3. What are you doing now?

My greatest wish is that I die writing, as a day without having written something creative is time wasted. I am currently writing a fantasy trilogy set 69 million years ago. At the same time I am writing an article, a novela, about my road-trip south and my Paul Revere-like race home to avoid the Queensland border shut down because of the virus. 

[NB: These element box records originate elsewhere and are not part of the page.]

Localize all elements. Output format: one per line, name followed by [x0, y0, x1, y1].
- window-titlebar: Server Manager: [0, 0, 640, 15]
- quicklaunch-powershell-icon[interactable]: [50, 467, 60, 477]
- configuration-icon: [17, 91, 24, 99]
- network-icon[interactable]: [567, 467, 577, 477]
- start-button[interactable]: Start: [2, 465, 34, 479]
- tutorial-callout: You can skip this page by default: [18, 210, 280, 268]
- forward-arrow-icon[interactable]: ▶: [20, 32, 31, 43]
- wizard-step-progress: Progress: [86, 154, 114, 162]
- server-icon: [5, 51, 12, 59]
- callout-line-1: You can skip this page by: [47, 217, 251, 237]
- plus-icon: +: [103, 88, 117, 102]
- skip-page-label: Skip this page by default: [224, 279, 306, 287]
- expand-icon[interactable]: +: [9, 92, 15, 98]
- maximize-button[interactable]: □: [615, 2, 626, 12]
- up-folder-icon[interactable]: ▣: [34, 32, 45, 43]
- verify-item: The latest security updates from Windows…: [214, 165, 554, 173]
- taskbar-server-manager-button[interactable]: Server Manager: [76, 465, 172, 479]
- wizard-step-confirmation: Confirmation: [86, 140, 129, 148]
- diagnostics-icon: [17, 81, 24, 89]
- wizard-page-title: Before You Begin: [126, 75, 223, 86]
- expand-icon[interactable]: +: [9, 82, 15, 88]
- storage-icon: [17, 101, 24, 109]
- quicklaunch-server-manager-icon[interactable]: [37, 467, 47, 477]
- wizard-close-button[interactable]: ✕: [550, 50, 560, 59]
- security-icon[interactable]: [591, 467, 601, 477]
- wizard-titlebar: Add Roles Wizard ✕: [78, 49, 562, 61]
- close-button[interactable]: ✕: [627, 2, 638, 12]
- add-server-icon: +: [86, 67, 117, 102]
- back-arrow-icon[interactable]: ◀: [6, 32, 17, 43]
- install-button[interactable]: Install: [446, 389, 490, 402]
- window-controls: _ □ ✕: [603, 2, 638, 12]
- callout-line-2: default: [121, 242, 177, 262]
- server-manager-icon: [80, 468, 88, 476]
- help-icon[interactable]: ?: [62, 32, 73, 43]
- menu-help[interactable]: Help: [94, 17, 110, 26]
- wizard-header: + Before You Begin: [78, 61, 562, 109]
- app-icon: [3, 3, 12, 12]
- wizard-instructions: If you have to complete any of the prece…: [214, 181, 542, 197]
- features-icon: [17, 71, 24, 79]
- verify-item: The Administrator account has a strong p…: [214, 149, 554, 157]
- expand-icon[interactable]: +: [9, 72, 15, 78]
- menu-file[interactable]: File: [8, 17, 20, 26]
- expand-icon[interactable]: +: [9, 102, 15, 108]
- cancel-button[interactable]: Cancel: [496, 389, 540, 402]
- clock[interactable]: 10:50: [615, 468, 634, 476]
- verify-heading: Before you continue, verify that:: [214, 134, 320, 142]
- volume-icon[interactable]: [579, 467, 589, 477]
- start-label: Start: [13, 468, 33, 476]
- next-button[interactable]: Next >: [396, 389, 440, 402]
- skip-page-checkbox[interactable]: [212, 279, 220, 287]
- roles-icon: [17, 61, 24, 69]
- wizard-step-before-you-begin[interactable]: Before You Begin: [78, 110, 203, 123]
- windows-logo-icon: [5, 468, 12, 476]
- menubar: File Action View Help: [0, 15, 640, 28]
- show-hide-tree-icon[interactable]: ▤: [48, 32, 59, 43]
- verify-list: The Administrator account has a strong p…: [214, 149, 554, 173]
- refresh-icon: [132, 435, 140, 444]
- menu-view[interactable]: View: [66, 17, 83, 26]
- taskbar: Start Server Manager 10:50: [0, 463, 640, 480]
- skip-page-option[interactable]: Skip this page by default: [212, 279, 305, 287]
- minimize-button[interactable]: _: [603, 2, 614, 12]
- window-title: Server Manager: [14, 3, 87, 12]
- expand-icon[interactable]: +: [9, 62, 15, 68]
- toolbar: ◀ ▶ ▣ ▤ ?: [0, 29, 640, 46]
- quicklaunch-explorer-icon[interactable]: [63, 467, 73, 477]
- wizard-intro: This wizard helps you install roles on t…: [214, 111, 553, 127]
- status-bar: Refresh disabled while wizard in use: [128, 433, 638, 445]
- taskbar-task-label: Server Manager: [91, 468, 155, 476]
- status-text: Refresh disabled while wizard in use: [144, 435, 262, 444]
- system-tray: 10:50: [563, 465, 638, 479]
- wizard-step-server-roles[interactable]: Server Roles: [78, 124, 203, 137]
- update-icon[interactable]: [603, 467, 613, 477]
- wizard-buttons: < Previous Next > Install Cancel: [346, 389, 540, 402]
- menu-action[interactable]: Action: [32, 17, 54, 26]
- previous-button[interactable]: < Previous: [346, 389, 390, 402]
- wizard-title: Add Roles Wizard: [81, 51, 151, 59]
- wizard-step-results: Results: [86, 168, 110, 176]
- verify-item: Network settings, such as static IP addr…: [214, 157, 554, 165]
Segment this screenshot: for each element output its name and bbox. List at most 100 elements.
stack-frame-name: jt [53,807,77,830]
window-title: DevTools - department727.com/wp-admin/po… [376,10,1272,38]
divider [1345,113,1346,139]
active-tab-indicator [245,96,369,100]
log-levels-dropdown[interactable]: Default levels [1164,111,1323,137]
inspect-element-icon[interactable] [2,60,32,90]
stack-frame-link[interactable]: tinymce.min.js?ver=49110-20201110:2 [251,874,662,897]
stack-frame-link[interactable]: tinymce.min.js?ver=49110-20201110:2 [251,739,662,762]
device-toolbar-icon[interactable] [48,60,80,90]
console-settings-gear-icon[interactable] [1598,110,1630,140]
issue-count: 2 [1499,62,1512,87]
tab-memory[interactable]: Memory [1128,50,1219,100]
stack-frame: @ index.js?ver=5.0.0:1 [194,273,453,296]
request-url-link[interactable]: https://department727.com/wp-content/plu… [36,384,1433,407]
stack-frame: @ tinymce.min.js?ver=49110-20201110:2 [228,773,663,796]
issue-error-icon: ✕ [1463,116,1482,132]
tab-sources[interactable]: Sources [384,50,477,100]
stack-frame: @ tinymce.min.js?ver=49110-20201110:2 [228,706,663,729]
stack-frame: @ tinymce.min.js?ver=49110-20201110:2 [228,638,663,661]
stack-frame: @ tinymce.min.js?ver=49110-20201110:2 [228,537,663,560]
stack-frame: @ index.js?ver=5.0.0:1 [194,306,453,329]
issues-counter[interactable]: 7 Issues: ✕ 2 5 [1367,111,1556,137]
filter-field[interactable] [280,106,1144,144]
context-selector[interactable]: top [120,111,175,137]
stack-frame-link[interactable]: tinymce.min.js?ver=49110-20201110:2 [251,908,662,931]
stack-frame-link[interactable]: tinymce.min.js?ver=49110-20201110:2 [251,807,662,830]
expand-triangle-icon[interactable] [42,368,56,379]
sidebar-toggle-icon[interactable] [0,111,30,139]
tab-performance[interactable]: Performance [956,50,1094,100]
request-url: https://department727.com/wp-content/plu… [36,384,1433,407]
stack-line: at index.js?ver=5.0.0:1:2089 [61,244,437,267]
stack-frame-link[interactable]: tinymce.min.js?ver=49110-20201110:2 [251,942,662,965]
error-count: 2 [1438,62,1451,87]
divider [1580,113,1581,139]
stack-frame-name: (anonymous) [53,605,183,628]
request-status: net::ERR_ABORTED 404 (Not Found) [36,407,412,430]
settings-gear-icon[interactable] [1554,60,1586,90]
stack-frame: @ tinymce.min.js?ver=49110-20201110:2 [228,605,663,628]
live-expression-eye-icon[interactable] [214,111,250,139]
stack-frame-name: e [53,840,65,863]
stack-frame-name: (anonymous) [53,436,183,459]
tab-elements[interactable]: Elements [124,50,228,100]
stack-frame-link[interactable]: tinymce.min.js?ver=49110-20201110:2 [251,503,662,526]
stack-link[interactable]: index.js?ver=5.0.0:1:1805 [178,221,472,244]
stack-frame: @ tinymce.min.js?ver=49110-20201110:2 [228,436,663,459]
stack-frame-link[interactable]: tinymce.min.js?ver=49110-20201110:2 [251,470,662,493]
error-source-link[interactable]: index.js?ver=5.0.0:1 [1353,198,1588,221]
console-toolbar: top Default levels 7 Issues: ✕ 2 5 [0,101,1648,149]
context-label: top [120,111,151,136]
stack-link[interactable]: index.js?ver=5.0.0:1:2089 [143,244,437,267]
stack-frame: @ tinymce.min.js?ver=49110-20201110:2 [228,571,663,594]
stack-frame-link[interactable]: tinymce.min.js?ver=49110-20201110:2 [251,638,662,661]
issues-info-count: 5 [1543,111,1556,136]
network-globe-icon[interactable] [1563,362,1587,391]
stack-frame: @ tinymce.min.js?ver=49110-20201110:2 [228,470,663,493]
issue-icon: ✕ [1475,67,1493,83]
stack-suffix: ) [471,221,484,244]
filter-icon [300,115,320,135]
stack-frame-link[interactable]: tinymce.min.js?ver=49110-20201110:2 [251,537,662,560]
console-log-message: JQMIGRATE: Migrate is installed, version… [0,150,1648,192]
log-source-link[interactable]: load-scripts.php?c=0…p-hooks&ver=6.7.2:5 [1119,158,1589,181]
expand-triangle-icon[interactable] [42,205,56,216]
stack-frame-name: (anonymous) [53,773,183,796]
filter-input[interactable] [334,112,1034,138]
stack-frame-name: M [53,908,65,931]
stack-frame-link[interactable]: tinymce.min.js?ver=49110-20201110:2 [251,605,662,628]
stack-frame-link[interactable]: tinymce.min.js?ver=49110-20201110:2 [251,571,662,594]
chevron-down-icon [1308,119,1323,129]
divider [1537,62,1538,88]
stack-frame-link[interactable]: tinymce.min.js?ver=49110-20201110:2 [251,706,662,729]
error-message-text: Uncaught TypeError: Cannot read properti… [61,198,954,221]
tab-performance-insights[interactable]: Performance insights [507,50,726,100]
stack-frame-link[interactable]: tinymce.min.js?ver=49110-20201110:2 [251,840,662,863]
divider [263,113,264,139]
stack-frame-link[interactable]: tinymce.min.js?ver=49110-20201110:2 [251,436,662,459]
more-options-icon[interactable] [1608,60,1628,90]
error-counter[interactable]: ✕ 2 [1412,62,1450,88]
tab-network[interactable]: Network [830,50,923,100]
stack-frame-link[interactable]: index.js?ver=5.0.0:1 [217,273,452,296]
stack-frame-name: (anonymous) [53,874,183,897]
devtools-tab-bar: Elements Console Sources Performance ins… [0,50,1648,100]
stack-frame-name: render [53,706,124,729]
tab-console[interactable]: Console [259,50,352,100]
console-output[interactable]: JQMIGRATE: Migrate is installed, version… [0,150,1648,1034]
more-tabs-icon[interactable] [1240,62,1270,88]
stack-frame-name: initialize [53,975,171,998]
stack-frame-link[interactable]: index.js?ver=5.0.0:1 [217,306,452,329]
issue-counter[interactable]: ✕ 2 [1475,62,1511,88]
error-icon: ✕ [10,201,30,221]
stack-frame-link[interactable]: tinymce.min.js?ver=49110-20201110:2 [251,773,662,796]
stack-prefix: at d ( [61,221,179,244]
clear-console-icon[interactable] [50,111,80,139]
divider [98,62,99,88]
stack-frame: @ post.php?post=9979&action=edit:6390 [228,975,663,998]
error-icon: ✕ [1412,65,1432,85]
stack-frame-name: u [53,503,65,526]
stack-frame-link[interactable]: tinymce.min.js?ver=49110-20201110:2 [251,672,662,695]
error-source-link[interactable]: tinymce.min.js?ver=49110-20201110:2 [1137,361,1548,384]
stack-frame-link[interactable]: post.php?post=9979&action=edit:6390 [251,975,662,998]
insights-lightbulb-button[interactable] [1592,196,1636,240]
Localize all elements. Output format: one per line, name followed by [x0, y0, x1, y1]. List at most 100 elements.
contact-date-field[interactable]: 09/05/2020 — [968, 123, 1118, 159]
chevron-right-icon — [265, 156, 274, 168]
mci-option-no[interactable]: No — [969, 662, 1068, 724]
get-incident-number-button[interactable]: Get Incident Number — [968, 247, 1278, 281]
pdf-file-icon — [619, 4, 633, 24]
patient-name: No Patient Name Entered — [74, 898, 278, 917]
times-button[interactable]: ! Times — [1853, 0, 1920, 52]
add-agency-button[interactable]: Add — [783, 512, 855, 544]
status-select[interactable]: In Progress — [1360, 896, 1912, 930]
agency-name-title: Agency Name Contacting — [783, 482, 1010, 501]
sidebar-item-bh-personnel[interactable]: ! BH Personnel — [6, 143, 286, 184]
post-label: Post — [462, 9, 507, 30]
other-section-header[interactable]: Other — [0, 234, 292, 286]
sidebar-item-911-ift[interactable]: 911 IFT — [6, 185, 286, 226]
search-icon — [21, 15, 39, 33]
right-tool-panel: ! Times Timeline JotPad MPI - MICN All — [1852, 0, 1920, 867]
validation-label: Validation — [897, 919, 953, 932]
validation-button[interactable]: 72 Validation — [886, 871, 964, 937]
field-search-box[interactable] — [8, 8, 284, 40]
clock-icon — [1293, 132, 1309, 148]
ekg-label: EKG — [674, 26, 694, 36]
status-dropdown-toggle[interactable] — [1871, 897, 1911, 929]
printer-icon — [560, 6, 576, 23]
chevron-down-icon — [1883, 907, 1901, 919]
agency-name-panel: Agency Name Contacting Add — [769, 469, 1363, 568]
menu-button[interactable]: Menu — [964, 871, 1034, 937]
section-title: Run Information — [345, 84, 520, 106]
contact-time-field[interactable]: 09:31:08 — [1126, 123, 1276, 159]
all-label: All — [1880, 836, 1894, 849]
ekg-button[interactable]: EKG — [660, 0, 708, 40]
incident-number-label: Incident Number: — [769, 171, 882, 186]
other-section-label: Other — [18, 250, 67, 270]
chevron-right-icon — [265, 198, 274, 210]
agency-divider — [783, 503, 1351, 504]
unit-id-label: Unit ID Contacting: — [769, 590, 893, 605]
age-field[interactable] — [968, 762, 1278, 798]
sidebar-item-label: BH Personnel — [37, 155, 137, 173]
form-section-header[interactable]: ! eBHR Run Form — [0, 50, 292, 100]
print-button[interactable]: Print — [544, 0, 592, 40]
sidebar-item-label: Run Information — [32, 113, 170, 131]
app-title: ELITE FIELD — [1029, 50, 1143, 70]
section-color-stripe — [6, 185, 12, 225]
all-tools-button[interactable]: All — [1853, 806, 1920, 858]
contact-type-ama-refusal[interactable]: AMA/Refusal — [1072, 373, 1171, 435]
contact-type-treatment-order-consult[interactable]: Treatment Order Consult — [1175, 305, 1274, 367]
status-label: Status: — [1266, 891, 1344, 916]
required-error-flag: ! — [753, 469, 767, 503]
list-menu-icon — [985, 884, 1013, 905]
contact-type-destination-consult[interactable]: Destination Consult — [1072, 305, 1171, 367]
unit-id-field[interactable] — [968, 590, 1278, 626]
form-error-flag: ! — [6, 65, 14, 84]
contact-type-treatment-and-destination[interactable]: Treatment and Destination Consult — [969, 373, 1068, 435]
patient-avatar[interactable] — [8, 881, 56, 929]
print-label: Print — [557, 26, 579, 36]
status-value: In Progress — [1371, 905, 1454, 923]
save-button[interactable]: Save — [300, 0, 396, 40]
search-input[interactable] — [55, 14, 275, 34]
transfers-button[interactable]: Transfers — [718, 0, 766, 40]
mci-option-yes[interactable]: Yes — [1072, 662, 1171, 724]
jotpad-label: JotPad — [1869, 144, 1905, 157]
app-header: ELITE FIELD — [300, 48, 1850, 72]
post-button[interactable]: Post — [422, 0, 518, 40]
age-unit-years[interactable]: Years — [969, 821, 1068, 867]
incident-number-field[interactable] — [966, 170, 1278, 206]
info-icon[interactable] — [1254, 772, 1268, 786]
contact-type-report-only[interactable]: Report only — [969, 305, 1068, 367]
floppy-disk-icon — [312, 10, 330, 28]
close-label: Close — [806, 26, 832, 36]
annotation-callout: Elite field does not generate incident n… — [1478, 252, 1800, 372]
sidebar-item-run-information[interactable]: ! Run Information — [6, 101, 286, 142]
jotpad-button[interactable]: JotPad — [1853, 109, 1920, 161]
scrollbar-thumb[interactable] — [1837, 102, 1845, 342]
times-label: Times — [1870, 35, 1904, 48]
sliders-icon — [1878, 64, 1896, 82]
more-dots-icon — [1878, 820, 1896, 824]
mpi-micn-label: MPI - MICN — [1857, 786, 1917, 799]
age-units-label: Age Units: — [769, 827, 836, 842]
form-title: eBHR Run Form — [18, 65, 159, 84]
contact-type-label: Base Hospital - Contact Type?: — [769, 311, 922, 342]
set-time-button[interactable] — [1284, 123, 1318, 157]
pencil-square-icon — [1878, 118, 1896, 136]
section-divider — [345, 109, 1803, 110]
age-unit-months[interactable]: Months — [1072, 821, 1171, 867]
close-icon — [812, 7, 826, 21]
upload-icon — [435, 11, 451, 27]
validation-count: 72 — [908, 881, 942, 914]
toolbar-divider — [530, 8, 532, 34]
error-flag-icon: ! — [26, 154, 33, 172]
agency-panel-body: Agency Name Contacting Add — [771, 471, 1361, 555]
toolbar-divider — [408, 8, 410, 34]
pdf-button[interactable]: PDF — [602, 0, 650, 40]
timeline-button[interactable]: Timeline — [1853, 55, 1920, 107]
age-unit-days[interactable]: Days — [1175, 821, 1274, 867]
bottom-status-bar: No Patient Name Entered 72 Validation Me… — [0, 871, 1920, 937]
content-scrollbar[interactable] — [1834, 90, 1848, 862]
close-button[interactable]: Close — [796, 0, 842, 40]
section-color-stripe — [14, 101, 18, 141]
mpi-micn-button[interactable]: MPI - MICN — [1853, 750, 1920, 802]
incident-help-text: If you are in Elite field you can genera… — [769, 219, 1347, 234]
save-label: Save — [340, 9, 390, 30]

That journey started at 8.30 p.m. at the Victorian border, a 2,000 kilometre journey through the night, dodging kangaroos and wallabies. Only when the greyness of trees edging the road became like canyon walls in my mind did I realize fatigue was setting in. I pulled over for a nap, Raven curled up in the passenger seat and me in a slightly reclined driver’s seat: the car was too packed to sleep in the back. It ended up being only a 20 minute sleep as my dog had a dream and kicked me in the backside as she slept. It was enough, however, to revive me for the rest of the journey. I would not recommend it to anyone else to try. Upon reaching the Queensland border town of Goodniwindi at 9.30 a.m., I sighed with relief, even though I still had over four hours driving ahead of me to arrive home.⠀⠀⠀⠀⠀⠀⠀

4. Do you have any advice for authors or is there anything else on your mind?

My advice to authors is not to be complacent. Writing is what they may be used to but, like all things in the world, you have to get out there and sell. Use every contact and source available, often one leads to another. Almost 40 years in the film industry, with the big companies like Village as my opposition, taught me to be clever with promotions – it was the only way to survive against the national theatre chains.

As for the road-trip, I’ll do it again, just as soon as the blasted virus is kicked to the curb. And my faithful dobermann will be by my side.